根据序列和源库确定目标库中的任意数字范围
如果我有一个函数f来计算基数b中的数字序列的元素m,那么通常可以编写一个函数< em>g 计算基数 c 中相应序列的元素 n ?
作为一个人为的示例,假设 f 生成二进制,g 生成十六进制:
f(m) → 1, 0, 1, 0, 1, 0, 1, 0, ... g(n) → A, A, ...
现在假设 f 的基数为 5,而 g 的基数为 5 > 的基数为 6。基数不共享公因数,这意味着在目标基数中表示源基数中的数字所需的位数是小数 (6⁄5)。是否可以仅使用相应的 c⁄b 来确定 g 中的单个数字> 位 f 中的数字?
请注意,从第一个元素开始公式与执行小数从 b 到 c 的标准转换相同,但我想要目标序列的任意元素,就像我可以检索源的任意元素一样。
If I have a function f that computes element m of a sequence of digits in base b, is it in general possible to write a function g that computes element n of the corresponding sequence in base c ?
As a contrived example, say f produces binary and g produces hexadecimal:
f(m) → 1, 0, 1, 0, 1, 0, 1, 0, ... g(n) → A, A, ...
Now say f is in base 5 and g is in base 6. The bases don't share a common factor, which means that the number of digits required to represent a number from the source base in the target base is fractional (6⁄5). Is it possible to determine a single digit from g using only, say, the corresponding c⁄b digits from f ?
Note that starting the formula at the first element is the same as performing the standard conversion of a fractional number from b to c, but I want an arbitrary element of the target sequence, in the same way that I can retrieve an arbitrary element of the source.
如果你对这篇内容有疑问,欢迎到本站社区发帖提问 参与讨论,获取更多帮助,或者扫码二维码加入 Web 技术交流群。
绑定邮箱获取回复消息
由于您还没有绑定你的真实邮箱,如果其他用户或者作者回复了您的评论,将不能在第一时间通知您!
发布评论
评论(1)
我认为没有比连续除以基数并保留余数更简单的方法了。
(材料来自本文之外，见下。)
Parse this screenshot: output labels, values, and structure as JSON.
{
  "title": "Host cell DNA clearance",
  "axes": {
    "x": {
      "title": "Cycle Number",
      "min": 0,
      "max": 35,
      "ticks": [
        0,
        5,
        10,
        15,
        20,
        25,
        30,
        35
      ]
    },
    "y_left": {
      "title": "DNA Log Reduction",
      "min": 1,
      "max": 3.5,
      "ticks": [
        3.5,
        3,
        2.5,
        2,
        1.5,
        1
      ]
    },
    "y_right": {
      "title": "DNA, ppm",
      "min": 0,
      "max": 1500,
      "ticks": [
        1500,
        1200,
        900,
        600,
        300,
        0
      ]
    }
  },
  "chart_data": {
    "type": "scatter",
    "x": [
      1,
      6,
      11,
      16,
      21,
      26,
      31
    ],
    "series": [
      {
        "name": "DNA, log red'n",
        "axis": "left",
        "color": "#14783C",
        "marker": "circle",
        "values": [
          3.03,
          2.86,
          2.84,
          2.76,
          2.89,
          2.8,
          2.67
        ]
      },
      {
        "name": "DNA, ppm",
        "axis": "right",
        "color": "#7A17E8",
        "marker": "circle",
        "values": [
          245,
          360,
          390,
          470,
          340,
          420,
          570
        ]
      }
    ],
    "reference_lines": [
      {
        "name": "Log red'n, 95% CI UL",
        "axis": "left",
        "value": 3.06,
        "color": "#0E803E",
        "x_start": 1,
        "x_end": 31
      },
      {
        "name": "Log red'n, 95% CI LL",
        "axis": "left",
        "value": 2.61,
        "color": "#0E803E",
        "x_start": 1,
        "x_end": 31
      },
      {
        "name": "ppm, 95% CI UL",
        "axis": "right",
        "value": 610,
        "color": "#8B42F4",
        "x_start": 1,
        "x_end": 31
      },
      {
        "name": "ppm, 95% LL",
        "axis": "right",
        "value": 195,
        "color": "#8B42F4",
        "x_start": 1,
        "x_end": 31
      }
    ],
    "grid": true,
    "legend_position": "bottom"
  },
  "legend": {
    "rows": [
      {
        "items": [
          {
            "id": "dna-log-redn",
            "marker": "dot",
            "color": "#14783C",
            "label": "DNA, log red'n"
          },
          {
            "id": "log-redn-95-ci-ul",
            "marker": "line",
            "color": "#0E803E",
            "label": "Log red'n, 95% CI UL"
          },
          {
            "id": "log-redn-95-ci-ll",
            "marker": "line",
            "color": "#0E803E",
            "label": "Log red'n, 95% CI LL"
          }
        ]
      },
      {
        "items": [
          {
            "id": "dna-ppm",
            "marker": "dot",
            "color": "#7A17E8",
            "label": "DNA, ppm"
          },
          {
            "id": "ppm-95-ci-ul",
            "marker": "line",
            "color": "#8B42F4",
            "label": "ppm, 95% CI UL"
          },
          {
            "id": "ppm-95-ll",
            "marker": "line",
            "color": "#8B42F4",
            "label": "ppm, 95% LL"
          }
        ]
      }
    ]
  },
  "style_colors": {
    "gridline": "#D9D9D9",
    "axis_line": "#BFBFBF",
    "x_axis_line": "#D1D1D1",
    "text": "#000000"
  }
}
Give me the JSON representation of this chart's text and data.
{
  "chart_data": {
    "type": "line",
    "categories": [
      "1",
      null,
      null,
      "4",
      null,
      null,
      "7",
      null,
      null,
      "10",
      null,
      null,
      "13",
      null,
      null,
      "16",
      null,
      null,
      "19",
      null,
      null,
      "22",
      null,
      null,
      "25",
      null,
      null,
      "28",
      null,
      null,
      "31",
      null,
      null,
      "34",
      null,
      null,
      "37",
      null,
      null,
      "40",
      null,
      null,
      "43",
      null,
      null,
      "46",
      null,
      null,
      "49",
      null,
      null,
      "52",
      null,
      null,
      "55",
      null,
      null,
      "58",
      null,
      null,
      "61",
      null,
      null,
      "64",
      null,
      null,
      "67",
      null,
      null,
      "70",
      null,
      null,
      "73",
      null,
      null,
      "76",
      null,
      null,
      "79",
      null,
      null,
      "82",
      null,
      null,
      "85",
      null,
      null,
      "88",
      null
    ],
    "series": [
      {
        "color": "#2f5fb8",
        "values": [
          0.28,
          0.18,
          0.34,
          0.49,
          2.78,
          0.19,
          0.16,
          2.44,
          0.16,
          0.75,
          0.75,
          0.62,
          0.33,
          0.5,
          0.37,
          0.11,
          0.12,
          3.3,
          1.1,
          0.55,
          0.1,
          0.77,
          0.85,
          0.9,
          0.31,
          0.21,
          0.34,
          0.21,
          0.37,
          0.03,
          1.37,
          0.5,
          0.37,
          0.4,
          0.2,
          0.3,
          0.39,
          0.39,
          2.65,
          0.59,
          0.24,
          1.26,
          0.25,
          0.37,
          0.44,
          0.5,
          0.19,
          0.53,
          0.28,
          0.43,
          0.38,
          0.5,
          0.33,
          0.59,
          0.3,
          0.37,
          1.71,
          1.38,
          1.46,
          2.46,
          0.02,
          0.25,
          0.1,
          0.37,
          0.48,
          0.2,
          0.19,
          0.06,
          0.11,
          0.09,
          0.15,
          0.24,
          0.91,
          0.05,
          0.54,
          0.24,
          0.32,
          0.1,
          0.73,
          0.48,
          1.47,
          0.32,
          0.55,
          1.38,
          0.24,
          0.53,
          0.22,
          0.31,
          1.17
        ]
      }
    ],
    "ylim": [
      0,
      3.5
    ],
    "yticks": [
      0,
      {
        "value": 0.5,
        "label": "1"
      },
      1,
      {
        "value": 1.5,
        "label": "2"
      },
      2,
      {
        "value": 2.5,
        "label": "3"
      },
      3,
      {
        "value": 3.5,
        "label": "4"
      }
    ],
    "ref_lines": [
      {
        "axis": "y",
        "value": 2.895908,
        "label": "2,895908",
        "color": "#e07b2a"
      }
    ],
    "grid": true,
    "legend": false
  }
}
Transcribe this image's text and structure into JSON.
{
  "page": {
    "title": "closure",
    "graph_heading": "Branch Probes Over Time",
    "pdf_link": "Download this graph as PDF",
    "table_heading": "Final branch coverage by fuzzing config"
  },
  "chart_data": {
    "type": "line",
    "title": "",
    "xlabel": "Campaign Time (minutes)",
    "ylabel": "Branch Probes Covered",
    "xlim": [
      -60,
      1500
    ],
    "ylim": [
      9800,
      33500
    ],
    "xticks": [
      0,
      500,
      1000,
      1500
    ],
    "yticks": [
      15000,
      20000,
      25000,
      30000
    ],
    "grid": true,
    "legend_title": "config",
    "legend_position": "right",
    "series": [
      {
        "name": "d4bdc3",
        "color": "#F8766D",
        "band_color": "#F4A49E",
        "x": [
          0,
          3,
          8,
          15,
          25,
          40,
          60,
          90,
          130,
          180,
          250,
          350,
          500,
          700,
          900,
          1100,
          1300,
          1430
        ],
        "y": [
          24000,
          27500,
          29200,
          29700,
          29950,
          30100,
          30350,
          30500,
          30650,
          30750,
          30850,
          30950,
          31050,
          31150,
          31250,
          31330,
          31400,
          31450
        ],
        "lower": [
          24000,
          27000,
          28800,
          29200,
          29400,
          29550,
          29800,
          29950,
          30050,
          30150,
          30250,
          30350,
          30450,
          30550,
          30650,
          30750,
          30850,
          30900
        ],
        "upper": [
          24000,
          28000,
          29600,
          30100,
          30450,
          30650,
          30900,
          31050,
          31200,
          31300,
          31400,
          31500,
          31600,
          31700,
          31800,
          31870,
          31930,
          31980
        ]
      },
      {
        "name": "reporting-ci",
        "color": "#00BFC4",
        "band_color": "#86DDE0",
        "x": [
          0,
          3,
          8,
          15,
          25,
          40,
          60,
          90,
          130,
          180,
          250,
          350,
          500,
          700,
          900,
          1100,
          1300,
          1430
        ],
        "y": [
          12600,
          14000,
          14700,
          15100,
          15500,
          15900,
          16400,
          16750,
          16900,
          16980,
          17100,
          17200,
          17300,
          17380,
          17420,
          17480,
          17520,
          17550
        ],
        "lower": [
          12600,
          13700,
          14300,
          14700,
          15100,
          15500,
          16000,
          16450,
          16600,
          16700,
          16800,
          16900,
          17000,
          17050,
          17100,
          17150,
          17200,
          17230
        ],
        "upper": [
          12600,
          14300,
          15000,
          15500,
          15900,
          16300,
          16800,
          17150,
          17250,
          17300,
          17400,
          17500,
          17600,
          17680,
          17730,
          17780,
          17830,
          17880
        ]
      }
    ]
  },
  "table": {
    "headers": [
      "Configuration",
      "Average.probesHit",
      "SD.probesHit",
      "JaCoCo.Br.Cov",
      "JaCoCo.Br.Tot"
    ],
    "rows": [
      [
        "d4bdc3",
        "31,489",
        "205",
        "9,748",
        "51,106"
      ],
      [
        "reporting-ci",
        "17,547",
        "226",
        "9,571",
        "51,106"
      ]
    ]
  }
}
当然,除以任意基数表示的数字也需要线性工作量。
假设 f 代表数字 N,那么基本上
可能不需要显式计算 N,您可以在基数 b 中隐式计算 N。
I don't think there is any easier way than successively dividing by the base and keeping the remainder. Of course dividing number represented in an arbitrary base would require a linear amount of work as well.
Lets say that f represents the number N then basically
It may not be necessary to to compute N explicitly, you could just do it implicitly in the base b.